Lui a six ans il s’est fait séquestré par un vieux pervers. Ses amis sont allés prévenir ses parents. Son père n’est plus là, son père est fatigué alors il est parti, loin pas très loin. Il est parti se reposer de ses enfants qu’il a mis au monde. Alors on le dit à la mère, la pauvre mère qui ne sait pas quoi faire dans la nuit. Elle ne peut sortir et laisser ses enfants tous petits qui dorment dans la pièce unique. Elle ne peut sortir car elle a peur de la nuit. Mais elle pense à ce fils de six ans, parti travailler en ce jour de vendredi car il n’a pas école. Ce fils parti travailler à la place du père fatigué.
Elle sort dans la rue avec une grande couverture sur la tête, il fait froid et la couverture est un moyen de défense, se protéger des coups de couteaux disent-ils.
Elle frappe chez ses voisins, dans le bidonville, les voisins sont solidaires. Elle pleure et leur dit que son fils de six ans est séquestré. Ils attendent le matin. Ils vont à la brigade, ainsi disent-ils, pour toutes les forces de l’ordre, la brigade.
Leur plainte est enregistrée. Mais le temps presse, et la mère armée de courage et d’instinct empoigne ses autres enfants et avec quelques voisins va libérer son petit…
L’école encore, les bancs de l’école. La maîtresse n’a pas le temps pour ces histoires, elle n’a pas le temps d’écouter les problèmes des autres. Elle a les siens, nombreux indissolubles. Alors elle fait semblant de ne rien voir.
Les jeunes garçons continuent leur petite vie. L’école au fond de la classe pour dormir au chaud, le petit goûter de la cantine scolaire. Et la cour de récréation pour faire leurs petites affaires.
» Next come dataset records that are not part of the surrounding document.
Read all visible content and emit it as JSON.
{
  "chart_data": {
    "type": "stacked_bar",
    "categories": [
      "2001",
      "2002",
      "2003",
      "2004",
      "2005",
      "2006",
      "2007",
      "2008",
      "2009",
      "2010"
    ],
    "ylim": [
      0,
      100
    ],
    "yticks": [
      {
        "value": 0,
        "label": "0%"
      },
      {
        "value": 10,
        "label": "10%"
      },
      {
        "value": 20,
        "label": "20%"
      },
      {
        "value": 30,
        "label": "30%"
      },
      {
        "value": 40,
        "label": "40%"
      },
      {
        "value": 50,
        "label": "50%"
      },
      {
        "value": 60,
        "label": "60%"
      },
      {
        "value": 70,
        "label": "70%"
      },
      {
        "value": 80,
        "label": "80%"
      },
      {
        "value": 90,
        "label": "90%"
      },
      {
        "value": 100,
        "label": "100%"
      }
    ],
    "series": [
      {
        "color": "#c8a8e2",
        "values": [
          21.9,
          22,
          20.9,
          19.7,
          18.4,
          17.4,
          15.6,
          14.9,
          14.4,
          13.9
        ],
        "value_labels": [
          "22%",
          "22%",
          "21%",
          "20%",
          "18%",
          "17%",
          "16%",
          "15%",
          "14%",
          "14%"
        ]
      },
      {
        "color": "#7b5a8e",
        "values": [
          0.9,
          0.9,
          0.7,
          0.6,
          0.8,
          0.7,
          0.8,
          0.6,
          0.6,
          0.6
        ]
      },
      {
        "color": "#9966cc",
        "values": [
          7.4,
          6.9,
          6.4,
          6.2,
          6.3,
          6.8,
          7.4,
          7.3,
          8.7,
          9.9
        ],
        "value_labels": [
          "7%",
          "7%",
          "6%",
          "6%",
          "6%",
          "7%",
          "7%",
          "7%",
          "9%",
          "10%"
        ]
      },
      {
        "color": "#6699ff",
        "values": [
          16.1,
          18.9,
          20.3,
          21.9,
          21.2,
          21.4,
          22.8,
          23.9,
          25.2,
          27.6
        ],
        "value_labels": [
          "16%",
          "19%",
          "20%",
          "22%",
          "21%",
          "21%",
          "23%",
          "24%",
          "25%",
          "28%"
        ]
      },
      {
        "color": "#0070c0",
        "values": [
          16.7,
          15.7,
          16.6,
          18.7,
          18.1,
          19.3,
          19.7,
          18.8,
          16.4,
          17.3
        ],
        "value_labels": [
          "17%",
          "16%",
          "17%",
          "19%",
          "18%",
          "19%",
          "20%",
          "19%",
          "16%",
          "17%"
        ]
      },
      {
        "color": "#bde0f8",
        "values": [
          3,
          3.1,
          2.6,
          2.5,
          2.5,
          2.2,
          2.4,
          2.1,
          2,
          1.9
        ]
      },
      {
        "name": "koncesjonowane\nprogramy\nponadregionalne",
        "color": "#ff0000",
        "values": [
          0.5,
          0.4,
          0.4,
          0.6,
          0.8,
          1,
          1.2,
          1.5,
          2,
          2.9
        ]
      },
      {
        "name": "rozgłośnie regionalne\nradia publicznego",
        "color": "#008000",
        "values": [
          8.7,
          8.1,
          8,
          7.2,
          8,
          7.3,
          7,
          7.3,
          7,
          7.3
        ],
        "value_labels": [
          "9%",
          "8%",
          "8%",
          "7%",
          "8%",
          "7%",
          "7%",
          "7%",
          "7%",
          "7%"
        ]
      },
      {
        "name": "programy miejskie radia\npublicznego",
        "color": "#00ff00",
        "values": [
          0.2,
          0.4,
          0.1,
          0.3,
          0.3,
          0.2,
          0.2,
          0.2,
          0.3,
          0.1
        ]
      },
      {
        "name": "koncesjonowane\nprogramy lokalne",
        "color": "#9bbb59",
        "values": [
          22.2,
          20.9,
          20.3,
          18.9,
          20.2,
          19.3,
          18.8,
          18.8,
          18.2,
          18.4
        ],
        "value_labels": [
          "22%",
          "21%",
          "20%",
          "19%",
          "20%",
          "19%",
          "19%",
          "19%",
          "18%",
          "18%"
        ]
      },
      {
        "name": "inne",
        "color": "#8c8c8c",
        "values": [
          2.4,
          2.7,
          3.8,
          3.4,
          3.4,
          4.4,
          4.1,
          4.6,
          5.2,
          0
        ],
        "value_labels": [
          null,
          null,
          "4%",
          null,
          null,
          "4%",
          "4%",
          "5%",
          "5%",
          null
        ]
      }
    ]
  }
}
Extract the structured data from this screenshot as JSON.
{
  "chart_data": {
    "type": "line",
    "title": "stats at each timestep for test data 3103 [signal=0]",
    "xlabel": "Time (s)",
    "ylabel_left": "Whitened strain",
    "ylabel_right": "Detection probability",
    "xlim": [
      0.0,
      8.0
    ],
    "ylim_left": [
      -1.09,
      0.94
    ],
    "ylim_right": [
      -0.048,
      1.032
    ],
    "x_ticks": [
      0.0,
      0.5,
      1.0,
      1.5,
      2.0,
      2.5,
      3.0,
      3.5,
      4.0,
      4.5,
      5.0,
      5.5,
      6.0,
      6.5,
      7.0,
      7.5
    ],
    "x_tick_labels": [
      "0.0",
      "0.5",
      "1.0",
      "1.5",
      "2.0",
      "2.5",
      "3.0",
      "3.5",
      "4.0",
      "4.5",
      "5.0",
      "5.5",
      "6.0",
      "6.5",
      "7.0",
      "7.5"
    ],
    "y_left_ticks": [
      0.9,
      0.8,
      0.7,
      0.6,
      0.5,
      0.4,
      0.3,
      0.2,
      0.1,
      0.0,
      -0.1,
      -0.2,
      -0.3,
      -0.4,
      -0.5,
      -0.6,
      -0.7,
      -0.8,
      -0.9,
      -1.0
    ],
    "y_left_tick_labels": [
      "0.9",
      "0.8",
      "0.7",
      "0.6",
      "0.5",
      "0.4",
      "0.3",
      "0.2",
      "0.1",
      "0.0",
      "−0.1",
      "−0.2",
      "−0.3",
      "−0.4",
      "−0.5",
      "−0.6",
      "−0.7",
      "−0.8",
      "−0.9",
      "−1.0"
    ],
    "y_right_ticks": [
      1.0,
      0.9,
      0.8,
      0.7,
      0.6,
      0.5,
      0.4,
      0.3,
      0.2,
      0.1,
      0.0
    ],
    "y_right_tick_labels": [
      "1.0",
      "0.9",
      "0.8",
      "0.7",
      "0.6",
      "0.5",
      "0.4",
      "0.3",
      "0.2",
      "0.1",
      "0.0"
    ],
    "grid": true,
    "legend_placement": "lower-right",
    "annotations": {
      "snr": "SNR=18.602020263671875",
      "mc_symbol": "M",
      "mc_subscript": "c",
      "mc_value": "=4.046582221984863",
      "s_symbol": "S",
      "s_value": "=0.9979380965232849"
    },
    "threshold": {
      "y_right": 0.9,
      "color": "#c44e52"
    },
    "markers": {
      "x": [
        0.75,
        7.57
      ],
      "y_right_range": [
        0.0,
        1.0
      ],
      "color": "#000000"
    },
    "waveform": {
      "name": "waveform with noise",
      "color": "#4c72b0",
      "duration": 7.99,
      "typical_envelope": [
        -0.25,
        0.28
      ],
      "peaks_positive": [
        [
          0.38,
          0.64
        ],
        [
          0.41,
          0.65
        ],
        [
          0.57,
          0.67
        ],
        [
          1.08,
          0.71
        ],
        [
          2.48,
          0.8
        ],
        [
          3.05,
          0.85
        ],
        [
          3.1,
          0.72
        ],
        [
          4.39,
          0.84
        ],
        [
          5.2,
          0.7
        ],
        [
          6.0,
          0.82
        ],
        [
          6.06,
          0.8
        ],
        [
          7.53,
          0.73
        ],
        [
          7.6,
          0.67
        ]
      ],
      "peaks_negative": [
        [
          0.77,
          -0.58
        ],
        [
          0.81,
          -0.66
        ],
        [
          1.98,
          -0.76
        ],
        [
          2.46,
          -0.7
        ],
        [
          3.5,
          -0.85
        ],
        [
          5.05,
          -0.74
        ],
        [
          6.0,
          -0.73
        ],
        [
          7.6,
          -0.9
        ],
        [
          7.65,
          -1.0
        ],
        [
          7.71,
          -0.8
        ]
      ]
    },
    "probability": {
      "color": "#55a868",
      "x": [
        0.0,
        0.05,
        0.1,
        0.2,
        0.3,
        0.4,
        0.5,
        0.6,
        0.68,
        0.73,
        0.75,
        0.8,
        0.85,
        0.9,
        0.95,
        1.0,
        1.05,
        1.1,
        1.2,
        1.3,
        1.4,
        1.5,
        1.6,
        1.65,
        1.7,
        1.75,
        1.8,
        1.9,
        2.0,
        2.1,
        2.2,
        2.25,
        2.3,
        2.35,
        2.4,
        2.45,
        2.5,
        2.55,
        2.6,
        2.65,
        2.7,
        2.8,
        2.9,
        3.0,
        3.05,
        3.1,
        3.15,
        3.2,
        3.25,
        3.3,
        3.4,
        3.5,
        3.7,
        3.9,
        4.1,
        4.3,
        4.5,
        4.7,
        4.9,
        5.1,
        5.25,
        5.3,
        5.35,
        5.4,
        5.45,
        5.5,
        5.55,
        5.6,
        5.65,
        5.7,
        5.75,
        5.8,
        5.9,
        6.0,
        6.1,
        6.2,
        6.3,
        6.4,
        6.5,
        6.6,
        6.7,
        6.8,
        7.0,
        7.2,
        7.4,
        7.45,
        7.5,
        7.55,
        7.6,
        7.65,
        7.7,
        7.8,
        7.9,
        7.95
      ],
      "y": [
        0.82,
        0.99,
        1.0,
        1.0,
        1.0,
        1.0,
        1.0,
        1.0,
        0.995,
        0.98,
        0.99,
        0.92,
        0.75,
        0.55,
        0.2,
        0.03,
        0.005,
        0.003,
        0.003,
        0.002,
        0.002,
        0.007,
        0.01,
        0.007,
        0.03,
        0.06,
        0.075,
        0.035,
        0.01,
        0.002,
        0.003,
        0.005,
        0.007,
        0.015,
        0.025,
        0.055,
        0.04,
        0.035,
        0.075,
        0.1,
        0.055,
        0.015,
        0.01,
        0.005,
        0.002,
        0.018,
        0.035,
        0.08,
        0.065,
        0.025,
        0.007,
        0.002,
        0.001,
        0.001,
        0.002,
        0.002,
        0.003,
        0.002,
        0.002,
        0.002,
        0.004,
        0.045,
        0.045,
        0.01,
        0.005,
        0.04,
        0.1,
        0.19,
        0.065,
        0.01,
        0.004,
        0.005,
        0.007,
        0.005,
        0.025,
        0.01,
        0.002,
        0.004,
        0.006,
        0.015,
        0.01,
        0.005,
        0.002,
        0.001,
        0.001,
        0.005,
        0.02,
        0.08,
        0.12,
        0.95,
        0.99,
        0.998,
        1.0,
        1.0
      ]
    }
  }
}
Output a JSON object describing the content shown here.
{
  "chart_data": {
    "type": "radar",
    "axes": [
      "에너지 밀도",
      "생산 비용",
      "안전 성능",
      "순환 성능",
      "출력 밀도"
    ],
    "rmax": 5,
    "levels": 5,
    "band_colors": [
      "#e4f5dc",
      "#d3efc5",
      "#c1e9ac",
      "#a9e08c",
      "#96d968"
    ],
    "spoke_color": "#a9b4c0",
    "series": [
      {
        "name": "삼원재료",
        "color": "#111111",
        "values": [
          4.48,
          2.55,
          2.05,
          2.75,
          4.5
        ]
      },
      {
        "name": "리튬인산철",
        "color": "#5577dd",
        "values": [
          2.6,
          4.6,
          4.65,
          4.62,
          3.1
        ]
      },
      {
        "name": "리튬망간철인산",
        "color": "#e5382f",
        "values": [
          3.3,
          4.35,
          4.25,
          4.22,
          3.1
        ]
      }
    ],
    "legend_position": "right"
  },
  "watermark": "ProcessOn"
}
La rue arrive à la sortie d’école. Lui, sa mère n’est jamais à la maison, elle fait des ménages et ne rentre que la nuit. Ses sœurs plus ou moins plus grandes que lui ont quitté l’école, elles font les ménages aussi, d’abord avec la mère, puis toutes seules.
Alors il dépose son cartable et son tablier dans une petite cachette et s’invente une vie.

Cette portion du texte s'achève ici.